Today, we’d like to share a message from Lorraine H., Deputy Fire Chief for the San Diego Fire-Rescue Department and Susan G. Komen San Diego’s 2014 Honorary Breast Cancer Survivor.
As Susan G. Komen San Diego’s 2014 Honorary Breast Cancer Survivor for the Susan G. Komen San Diego Race for the Cure®on November 2, and a Susan G. Komen 3-Day walker, it is my goal to bring awareness to this disease. The critical message is that one in eight women in the U.S. will be diagnosed with breast cancer in her lifetime. In addition, as an African American woman, I am concerned with the disparity that exists in African American women diagnosed with breast cancer compared to other races. Breast cancer in African American women is the most common cancer and second leading cause of cancer deaths. Although incidence rates are lower in African American women, the mortality rate is 41% higher than their Caucasian counterparts. I commend the Susan G. Komen California Coalition for recognizing this and taking action in the form of an initiative to address the disparities at both the system and individual levels.
Having survived breast cancer, it is my responsibility to give back to the community. If I can use my voice, my face, my story, my experience to get the message out about the benefits of early detection through mammograms and screenings while providing information about the resources that are available through Komen, then I believe that I will be doing what I’ve been called to do.
I hope by sharing my story I will do three things:
- ENCOURAGE women to advocate for their health. Women that are due for a mammogram must get one. We’ve all heard excuses such as “I don’t have time” or “it hurts.” None of these excuses are acceptable and none of them are worth dying for.
My cancer was found through a mammogram. I could not feel a lump. I went in for my annual mammogram and soon after I was asked to return to the office for a follow-up. The message said it was nothing to worry about, so I didn’t. I didn’t return for a follow up until several months later. Because I did not have a family history of breast cancer, I thought I was not at risk. Fact is, data reports that 70% of women diagnosed with breast cancer have no family history.
When I finally did return for a follow-up mammogram, and after a subsequent ultrasound and biopsy, I was devastated to learn four days later that I had breast cancer.
I want women to learn from my experience and not make the same mistakes.
- INSPIRE women by sharing my cancer journey. Four months before being diagnosed with breast cancer, I was diagnosed with diabetes. Diabetes runs in my family. Devastated by this diagnosis and not wanting to go on diabetes medication or insulin, I chose to go through a medically supervised weight loss program. Six weeks into the program and after losing 35 pounds, I was diagnosed with cancer. Throughout my surgery, treatment and beyond, I have managed to maintain the weight loss by following a healthy diet and strict daily exercise regimen. Because of the lifestyle I’ve chosen, I am proud to say that I am diabetes and cancer-free!

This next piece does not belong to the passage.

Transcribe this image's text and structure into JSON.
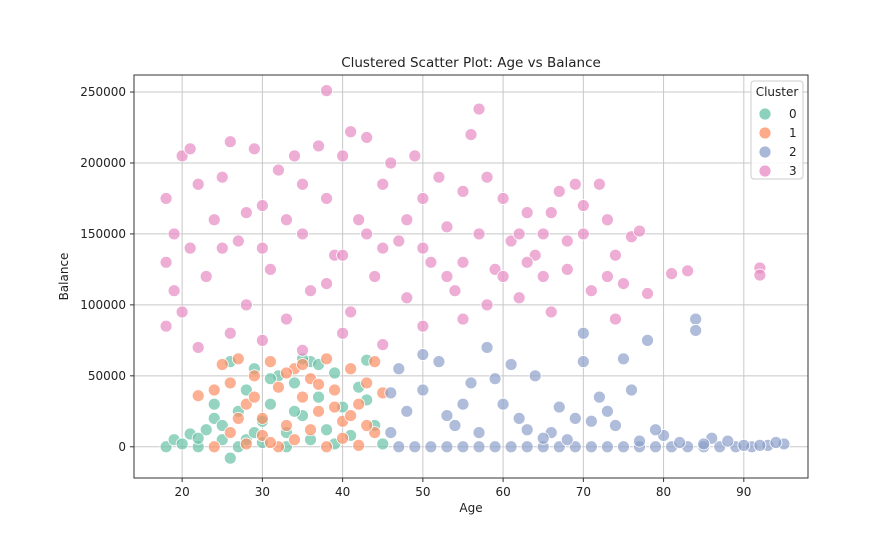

- MOTIVATE everyone regardless of the challenges or adversities you face, to focus on the positive and always try to do WHAT YOU CAN DO to BE THE BEST THAT YOU CAN BE every single day. Going through tough times builds inner strength and character. I have been a firefighter for 24 years and advanced through the ranks from firefighter to deputy chief. Those are significant accomplishments, by anyone’s standards, for an African American woman in a predominantly male profession. However, nothing compares to the accomplishment of surviving breast cancer.
With the help of God, my doctors and my support network, I fought cancer and won. My mantra throughout my journey was “I will come out on the other end of this a better person.” I have, but I’m not done. It’s a continuous process and I choose to make the most out of every day.
My one-year cancer journey culminated by successfully finishing the 2013 Komen 3-Day in San Diego. It was seven months after my last chemotherapy treatment, and I was still suffering from some side effects. Despite that, nine amazing friends (fellow firefighters and friends) finished every step of the 60-mile journey by my side. Between team members and supporters we had more than 20 people rooting for us – as well as the entire San Diego community! We couldn’t have done it without them.
The feeling of accomplishment was amazing and giving back in such a bold way was even more rewarding than I could have ever expected. As I stepped into PETCO Park at the end of the walk, I was overwrought with emotion. It felt as though all of my suffering, physically and emotionally, was over and I could begin my life anew. I’ve always wanted to do the 3-Day but, like many others, the fundraising daunted me.
The entire group of 11 walkers raised the money through multiple FUNdraisers. I emphasize FUN because we really did have a good time raising money together. Our 3-Day team continues to grow this year and we all have people we are walking for.
This is a cause I truly believe in and as long as my legs can walk, this is how I will pay it forward. I knew I would do the 3-Day one day but nobody knew how soon and under what circumstances it would finally become my reality!